Our shelves are currently sagging with these titles:
- Blasting Off: Rockets Then and Now by Steven Otfinoski
- Liftoff: A Photobiography of John Glenn by Don Mitchell
- One Giant Leap: The Story of Neil Armstrong by Don Brown
- The Man Who Went to the Far Side of the Moon: The Story of Apollo 11 Astronaut Michael Collins by Bea Uusma Schyffert
- Spacebusters: The Race to the Moon by Philip Wilkinson
- Apollo: The Epic Journey to the Moon by David West Reynolds
- To Space & Back by Sally Ride with Susan Okie
- Adventure in Space: The Flight to Fix the Hubble by Elaine Scott and Margaret Miller
- Floating in Space and Mission to Mars by Franklin M. Branley and illustrated by True Kelly
- The Adventures of Sojourner: The Mission to Mars That Thrilled the World by Susi Trautmann Wunsch
And where, you may ask, is Catherine Thimmesh‘s Sibert winner and Cybils shortlister, Team Moon? Well, not in either of my local public libraries, but if they’ve got it in the NASA gift shop, I have a feeling we’ll be bringing it home. It beats freeze-dried ice cream any day.

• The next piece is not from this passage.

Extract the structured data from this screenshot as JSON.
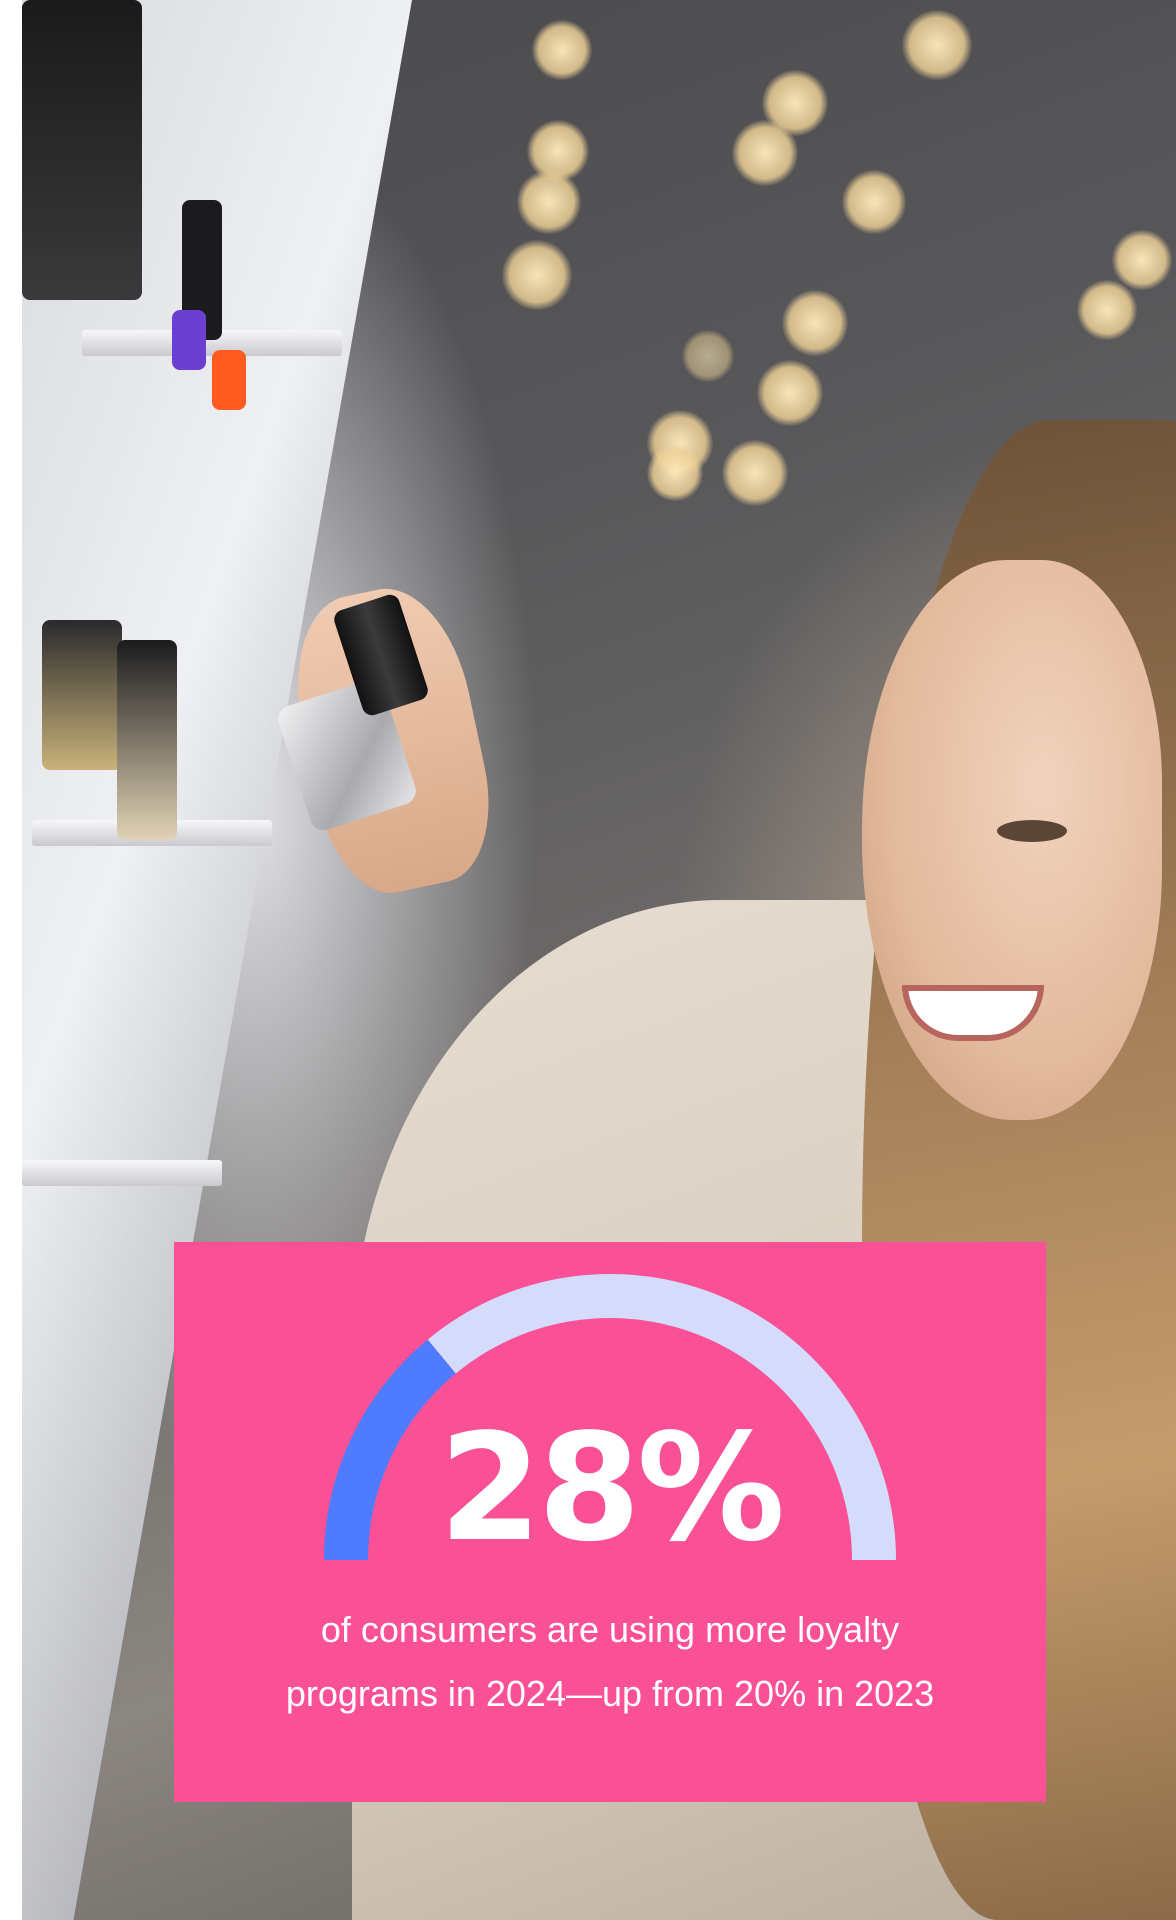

Looks like you’ve got a good list of books there. You might also want to read Buzz Aldrin’s REACHING FOR THE MOON, a picture book autobiography illustrated by Wendell Minor. Minor was one of six artists commissioned by NASA to document the shuttle Discovery’s return to flight in 1988.
Welcome to NASA’s Johnson Space Center. I hope you and the urchins enjoy your visit.
Good call, Elaine — the Aldrin book is a good one, and we don’t want Buzz to feel left out.
Thanks, Sherry. Just hearing S explain to F how the Apollo missions worked makes me think we’re going to have a fantastic time.
Hi Chris,
My son and I love If You Decide to Go to the Moon, by Faith McNulty. It was the last book she finished before she died. It’s well written and contains fabulous illustrations by Stephen Kellogg. It was the 2006 winner of the Boston Globe-Horn Book award for nonfiction.